Two law enforcement officials said Tuesday the FBI is looking at potential fraud by mortgage finance giants Fannie Mae and Freddie Mac, and insurer American International Group Inc. Additionally, a senior law enforcement official said Lehman Brothers Holdings Inc. also is under investigation.
The
inquiries will focus on the financial institutions and the individuals
that ran them, the senior law enforcement official said.
The law
enforcement officials spoke on condition of anonymity because the
investigations are ongoing and are in the very early stages.
Officials said the new inquiries bring to 26 the number of corporate lenders under investigation over the past year.
Spokesmen
for AIG, Fannie Mae and Freddie Mac did not immediately return calls
for comment Tuesday evening. A Lehman spokesman did not have an
immediate comment.
Just last week, FBI Director Robert Mueller
put the number of large financial firms under investigation at 24. He
did not name any of the companies under investigation but said the FBI
also was looking at whether any of them have misrepresented their
assets.
Over the past year as the housing market cratered, the
FBI has opened a wide-ranging probe of companies across the financial
services industry, from mortgage lenders to investment banks that
bundle home loans into securities sold to investors. Mueller has
previously said the FBI's hunt for culprits in the nation's subprime
mortgage crisis focused on accounting fraud, insider trading, and
failure to disclose the value of mortgage-related securities and other
investments.
The investigations revealed Tuesday come as
lawmakers began considering whether to approve emergency legislation
that would give the government broad power to buy up devalued assets
from troubled financial firms.
The bailout proposed by the Bush
administration is aimed at helping unlock credit and stabilize badly
shaken markets in the United States and around the globe.
In the
past two weeks, the government has taken over Fannie Mae and Freddie
Mac, the country's two biggest mortgage companies, with a bailout plan
that could require the Treasury Department to put up as much as $100 billion for each of them over time if needed to keep them afloat as mortgage losses mount.

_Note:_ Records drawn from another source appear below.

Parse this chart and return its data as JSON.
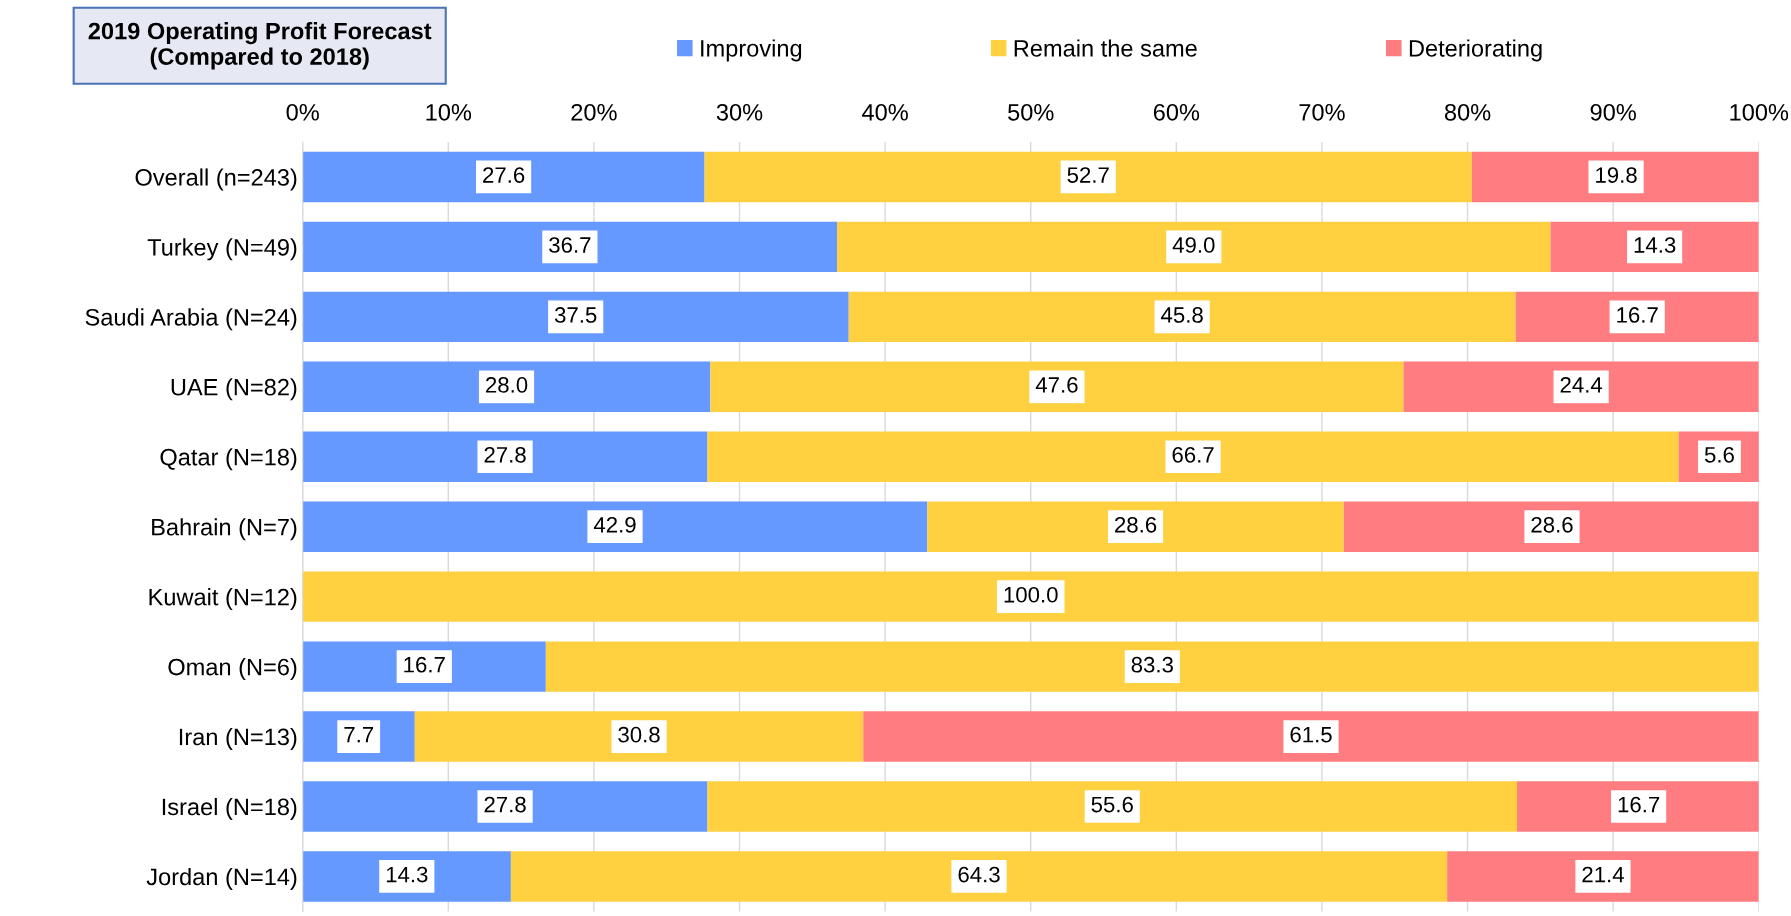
{
  "chart_data": {
    "type": "bar",
    "orientation": "horizontal",
    "stacked": true,
    "title": "2019 Operating Profit Forecast\n(Compared to 2018)",
    "categories": [
      "Overall (n=243)",
      "Turkey (N=49)",
      "Saudi Arabia (N=24)",
      "UAE (N=82)",
      "Qatar (N=18)",
      "Bahrain (N=7)",
      "Kuwait (N=12)",
      "Oman (N=6)",
      "Iran (N=13)",
      "Israel (N=18)",
      "Jordan (N=14)"
    ],
    "series": [
      {
        "name": "Improving",
        "color": "#6699ff",
        "values": [
          27.6,
          36.7,
          37.5,
          28.0,
          27.8,
          42.9,
          0,
          16.7,
          7.7,
          27.8,
          14.3
        ],
        "value_labels": [
          "27.6",
          "36.7",
          "37.5",
          "28.0",
          "27.8",
          "42.9",
          null,
          "16.7",
          "7.7",
          "27.8",
          "14.3"
        ]
      },
      {
        "name": "Remain the same",
        "color": "#ffd040",
        "values": [
          52.7,
          49.0,
          45.8,
          47.6,
          66.7,
          28.6,
          100.0,
          83.3,
          30.8,
          55.6,
          64.3
        ],
        "value_labels": [
          "52.7",
          "49.0",
          "45.8",
          "47.6",
          "66.7",
          "28.6",
          "100.0",
          "83.3",
          "30.8",
          "55.6",
          "64.3"
        ]
      },
      {
        "name": "Deteriorating",
        "color": "#ff7c80",
        "values": [
          19.8,
          14.3,
          16.7,
          24.4,
          5.6,
          28.6,
          0,
          0,
          61.5,
          16.7,
          21.4
        ],
        "value_labels": [
          "19.8",
          "14.3",
          "16.7",
          "24.4",
          "5.6",
          "28.6",
          null,
          null,
          "61.5",
          "16.7",
          "21.4"
        ]
      }
    ],
    "xlim": [
      0,
      100
    ],
    "xticks": [
      {
        "value": 0,
        "label": "0%"
      },
      {
        "value": 10,
        "label": "10%"
      },
      {
        "value": 20,
        "label": "20%"
      },
      {
        "value": 30,
        "label": "30%"
      },
      {
        "value": 40,
        "label": "40%"
      },
      {
        "value": 50,
        "label": "50%"
      },
      {
        "value": 60,
        "label": "60%"
      },
      {
        "value": 70,
        "label": "70%"
      },
      {
        "value": 80,
        "label": "80%"
      },
      {
        "value": 90,
        "label": "90%"
      },
      {
        "value": 100,
        "label": "100%"
      }
    ],
    "grid": "x",
    "legend": "top"
  }
}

Last week, the Federal Reserve provided an emergency $85 billion loan to AIG, which teetered on the
brink of bankruptcy. Lehman Brothers was forced to file for bankruptcy
after attempts to engineer a private rescue fell apart. All the
companies were laid low from bad bets on complex mortgage-related
securities.
Treasury Secretary Henry Paulson and Federal Reserve Chairman Ben Bernanke made the joint decision last week that the only way to stop the carnage
was to deal with the root cause of all the troubles, billions of
dollars of bad mortgage debt sitting on the books of major financial
companies. This debt has triggered the worst credit crisis in decades,
causing credit markets to essentially freeze up despite the fact that
the Fed joined with major central banks around the world to pump
billions of dollars of reserves into the financial system.
Additionally, the FBI is investigating failed bank IndyMac Bancorp Inc. for possible fraud. Countrywide Financial Corp., formerly the nation's largest mortgage lender and now owned by Bank of America Corp., is also under scrutiny.